Honda Kohsuke, Hara Naoya, Cheng Maria, Nakamura Anna, Mandai Komako, Okano Kenji, Ohtake Hisao
Department of Biotechnology, Graduate School of Engineering, Osaka University, 2-1 Yamadaoka, Suita, Osaka 565-0871, Japan; CREST, Japan Science and Technology Agency (JST), 4-1-8 Honcho Kawaguchi, Saitama 332-0012, Japan.
Department of Biotechnology, Graduate School of Engineering, Osaka University, 2-1 Yamadaoka, Suita, Osaka 565-0871, Japan.
Metab Eng. 2016 May;35:114-120. doi: 10.1016/j.ymben.2016.02.005. Epub 2016 Feb 18.

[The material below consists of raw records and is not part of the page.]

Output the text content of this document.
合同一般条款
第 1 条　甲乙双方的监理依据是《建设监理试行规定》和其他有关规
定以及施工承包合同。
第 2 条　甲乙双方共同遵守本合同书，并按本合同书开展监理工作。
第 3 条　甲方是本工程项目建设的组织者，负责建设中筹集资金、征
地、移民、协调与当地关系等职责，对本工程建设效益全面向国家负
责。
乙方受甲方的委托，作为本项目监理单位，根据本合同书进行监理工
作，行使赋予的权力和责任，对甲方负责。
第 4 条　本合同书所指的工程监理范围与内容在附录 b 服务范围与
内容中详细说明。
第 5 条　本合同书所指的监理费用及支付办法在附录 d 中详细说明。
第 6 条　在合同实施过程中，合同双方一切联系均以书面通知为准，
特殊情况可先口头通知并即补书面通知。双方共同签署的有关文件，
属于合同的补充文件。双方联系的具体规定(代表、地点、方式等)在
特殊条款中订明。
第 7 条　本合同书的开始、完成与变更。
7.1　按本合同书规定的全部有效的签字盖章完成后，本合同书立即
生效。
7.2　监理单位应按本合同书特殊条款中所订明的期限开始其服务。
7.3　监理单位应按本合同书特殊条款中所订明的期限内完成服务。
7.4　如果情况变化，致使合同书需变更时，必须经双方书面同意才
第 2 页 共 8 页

Excellent thermal and operational stabilities of thermophilic enzymes can greatly increase the applicability of biocatalysis in various industrial fields. However, thermophilic enzymes are generally incompatible with thermo-labile substrates, products, and cofactors, since they show the maximal activities at high temperatures. Despite their pivotal roles in a wide range of enzymatic redox reactions, NAD(P)(+) and NAD(P)H exhibit relatively low stabilities at high temperatures, tending to be a major obstacle in the long-term operation of biocatalytic chemical manufacturing with thermophilic enzymes. In this study, we constructed an in vitro artificial metabolic pathway for the salvage synthesis of NAD(+) from its degradation products by the combination of eight thermophilic enzymes. The enzymes were heterologously produced in recombinant Escherichia coli and the heat-treated crude extracts of the recombinant cells were directly used as enzyme solutions. When incubated with experimentally optimized concentrations of the enzymes at 60°C, the NAD(+) concentration could be kept almost constant for 15h.
嗜热酶出色的热稳定性和操作稳定性能够极大地提高生物催化在各个工业领域的适用性。然而,嗜热酶通常与热不稳定的底物、产物及辅因子不相容,因为它们在高温下表现出最大活性。尽管烟酰胺腺嘌呤二核苷酸(磷酸)(NAD(P)(+))和烟酰胺腺嘌呤二核苷酸(磷酸)还原型(NAD(P)H)在广泛的酶促氧化还原反应中发挥着关键作用,但它们在高温下的稳定性相对较低,这往往成为利用嗜热酶进行生物催化化学制造长期运行的主要障碍。在本研究中,我们通过八种嗜热酶的组合构建了一条体外人工代谢途径,用于从其降解产物中补救合成NAD(+)。这些酶在重组大肠杆菌中异源表达,重组细胞经热处理后的粗提物直接用作酶溶液。当在60°C下用实验优化浓度的酶进行孵育时,NAD(+)浓度可在15小时内几乎保持恒定。